“Kepada seluruh ASN, saya ajak untuk adaptif dan bahkan proaktif dalam merancang dan menerapkan perubahan di lingkungan kerjanya masing-masing.Minimal merancang perubahan untuk dirinya sendiri. Jangan berharap merubah dunia, kalau kita belum mampu merubah diri kita sendiri”, kata Gubernur VBL.
“Kompetensi erat kaitannya dengan kompetisi.
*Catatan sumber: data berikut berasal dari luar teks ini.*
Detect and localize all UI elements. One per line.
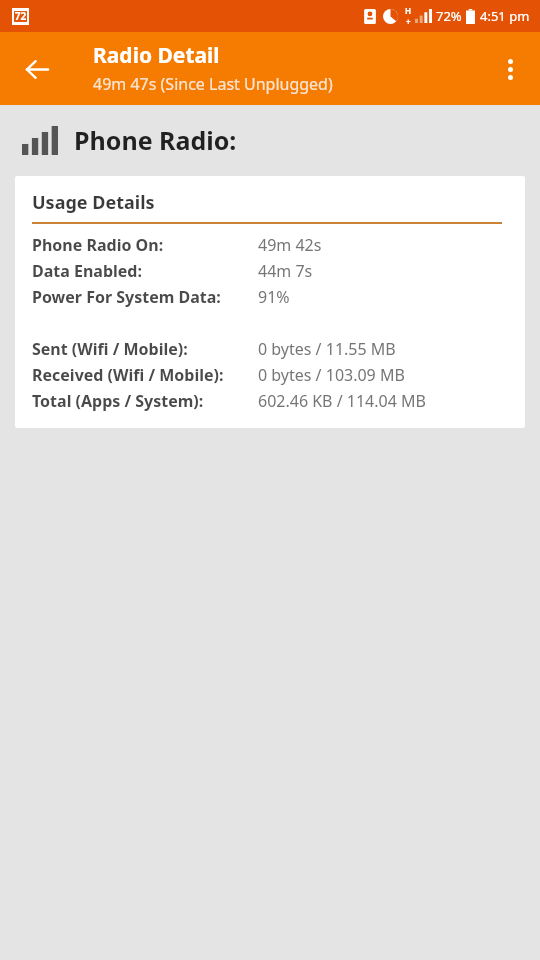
staticText: Sent (Wifi / Mobile): [32, 338, 188, 360]
staticText: Data Enabled: [32, 260, 142, 282]
staticText: Received (Wifi / Mobile): [32, 364, 224, 386]
staticText: + [406, 16, 411, 27]
staticText: Total (Apps / System): [32, 390, 204, 412]
staticText: 44m 7s [258, 260, 313, 282]
staticText: 72 [12, 9, 29, 26]
staticText: 0 bytes / 11.55 MB [258, 338, 396, 360]
staticText: Power For System Data: [32, 286, 221, 308]
staticText: 4:51 pm [480, 7, 530, 25]
staticText: Phone Radio On: [32, 234, 164, 256]
staticText: 49m 42s [258, 234, 322, 256]
staticText: 49m 47s (Since Last Unplugged) [93, 73, 333, 95]
button[interactable]: More options [486, 45, 534, 93]
button[interactable]: Back [13, 45, 61, 93]
staticText: Phone Radio: [74, 123, 237, 157]
staticText: H [405, 5, 412, 16]
staticText: 91% [258, 286, 290, 308]
staticText: Radio Detail [93, 41, 220, 70]
staticText: Usage Details [32, 190, 155, 215]
staticText: 602.46 KB / 114.04 MB [258, 390, 426, 412]
staticText: 0 bytes / 103.09 MB [258, 364, 405, 386]
staticText: 72% [436, 7, 462, 25]
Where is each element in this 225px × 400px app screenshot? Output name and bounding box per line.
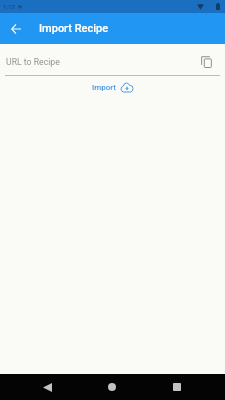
button[interactable]: Navigate up [5,18,27,40]
button[interactable]: Back [34,374,60,400]
button[interactable]: Recent apps [164,374,190,400]
staticText: URL to Recipe [6,57,60,67]
button[interactable]: Paste from clipboard [197,53,215,71]
staticText: Import [92,83,116,92]
button[interactable]: Import [89,82,136,93]
staticText: Import Recipe [39,22,109,35]
staticText: 1:17 [3,3,15,10]
button[interactable]: Home [99,374,125,400]
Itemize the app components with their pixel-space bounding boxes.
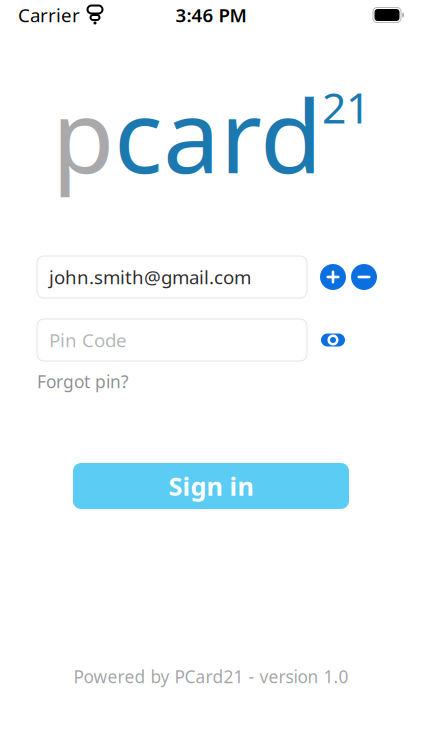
button[interactable]: Sign in [73,463,349,509]
staticText: Carrier [18,3,80,27]
staticText: john.smith@gmail.com [49,265,251,289]
staticText: Sign in [168,469,254,503]
staticText: Powered by PCard21 - version 1.0 [74,665,348,688]
staticText: Forgot pin? [37,370,129,393]
staticText: p [52,67,114,201]
button[interactable]: Forgot pin? [37,361,129,397]
button[interactable]: Remove account [351,264,377,290]
button[interactable]: Show pin code [320,327,346,353]
button[interactable]: Add account [320,264,346,290]
staticText: Pin Code [49,328,127,352]
staticText: 3:46 PM [176,3,246,27]
staticText: 21 [322,79,370,135]
staticText: card [114,67,322,201]
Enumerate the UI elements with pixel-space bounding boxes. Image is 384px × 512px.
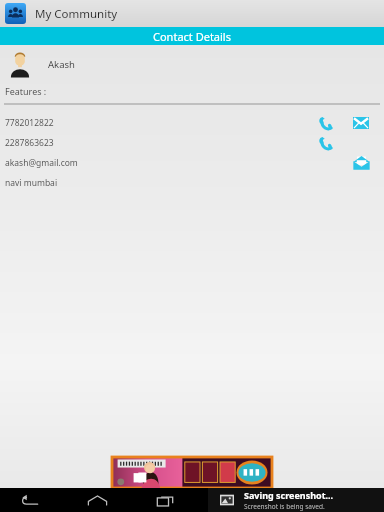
button[interactable]: Call (314, 133, 336, 153)
button[interactable]: Akash (0, 48, 384, 80)
button[interactable]: Back (10, 488, 48, 512)
button[interactable]: Teen Patti advertisement (112, 457, 272, 488)
staticText: My Community (35, 6, 118, 22)
button[interactable]: My Community app icon (5, 3, 26, 24)
staticText: Screenshot is being saved. (244, 502, 325, 511)
button[interactable]: 7782012822 (0, 113, 384, 133)
button[interactable]: Call (314, 113, 336, 133)
button[interactable]: Saving screenshot... (208, 488, 384, 512)
staticText: Contact Details (153, 29, 231, 44)
button[interactable]: navi mumbai (0, 173, 384, 193)
button[interactable]: Home (78, 488, 116, 512)
button[interactable]: 2287863623 (0, 133, 384, 153)
staticText: akash@gmail.com (5, 157, 78, 169)
staticText: 7782012822 (5, 117, 54, 129)
staticText: Saving screenshot... (244, 489, 334, 501)
staticText: Features : (5, 85, 47, 97)
button[interactable]: Send email (350, 113, 372, 133)
button[interactable]: akash@gmail.com (0, 153, 384, 173)
button[interactable]: Open email (350, 153, 372, 173)
button[interactable]: Recent apps (146, 488, 184, 512)
staticText: Akash (48, 58, 75, 71)
staticText: 2287863623 (5, 137, 54, 149)
staticText: navi mumbai (5, 177, 58, 189)
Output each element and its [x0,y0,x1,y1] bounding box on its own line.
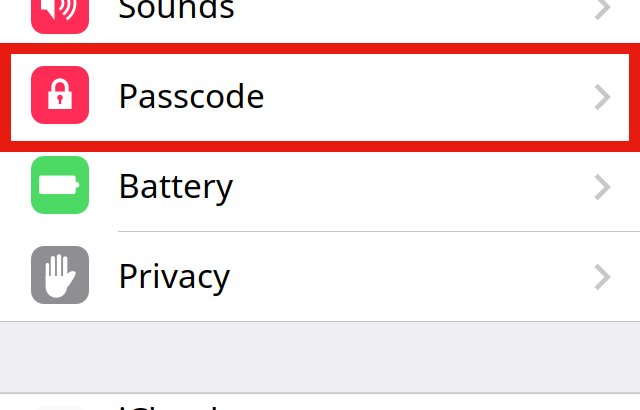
staticText: iCloud [118,397,219,410]
button[interactable]: Sounds [0,0,640,52]
staticText: Passcode [118,73,265,117]
button[interactable]: Battery [0,142,640,232]
staticText: Privacy [118,253,230,297]
button[interactable]: Passcode [0,52,640,142]
staticText: Sounds [118,0,235,27]
button[interactable]: Privacy [0,232,640,322]
button[interactable]: iCloud [0,394,640,410]
staticText: Battery [118,163,233,207]
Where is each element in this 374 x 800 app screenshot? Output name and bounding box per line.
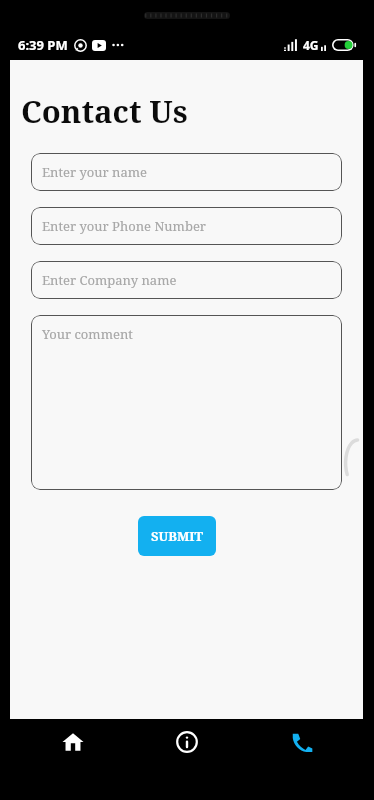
staticText: Your comment: [42, 325, 133, 343]
button[interactable]: SUBMIT: [138, 516, 216, 556]
button[interactable]: Enter your Phone Number: [31, 207, 342, 245]
staticText: Contact Us: [21, 90, 188, 132]
button[interactable]: Your comment: [31, 315, 342, 490]
button[interactable]: Home: [0, 723, 145, 761]
button[interactable]: Enter Company name: [31, 261, 342, 299]
button[interactable]: Info: [145, 723, 229, 761]
staticText: SUBMIT: [151, 527, 204, 545]
staticText: Enter your name: [42, 163, 148, 181]
staticText: Enter your Phone Number: [42, 217, 206, 235]
staticText: 4G: [303, 37, 319, 53]
staticText: Enter Company name: [42, 271, 177, 289]
button[interactable]: Call: [229, 723, 374, 761]
button[interactable]: Enter your name: [31, 153, 342, 191]
staticText: 6:39 PM: [18, 36, 68, 54]
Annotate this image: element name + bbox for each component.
Jika kita tidak membekali diri dengan kemampuan-kemampuan untuk mengadaptasi perubahan, maka kita akan menjadi ‘the useless generation’; bukan the golden generation yang diharapkan mampu menciptakan birokrasi berkelas dunia dan Indonesia Emas 2045,” harap Gubernur.
Sebelum mengakhiri sambutannya, Gubernur NTT mengingatkan bahwa untuk mengejar berbagai ketertinggalan dan menempatkan diri dalam posisi yang sejajar dengan provinsi lain bukanlah hal yang mudah. Ini sebuah lompatan besar yang butuh kerja keras, kerja cerdas dan kerja sama.
“Saya ajak kita semua untuk hilangkan ego sektoral, melainkan perbanyak kerja-kerja kolaboratif: lintas bidang, lintas sektor, lintas instansi. Dalam berbagai kesempatan, saya selalu menegaskan bahwa untuk membangun NTT ini, saya tidak tidak butuh superman. Saya butuh supertim. Membangun ghetto (sekat) atau komunitas yang tertutup hanya akan menghasilkan kekerdilan, namun membuka diri terhadap kerja sama akan menghasilkan pertumbuhan dan kemajuan”, kata Gubernur.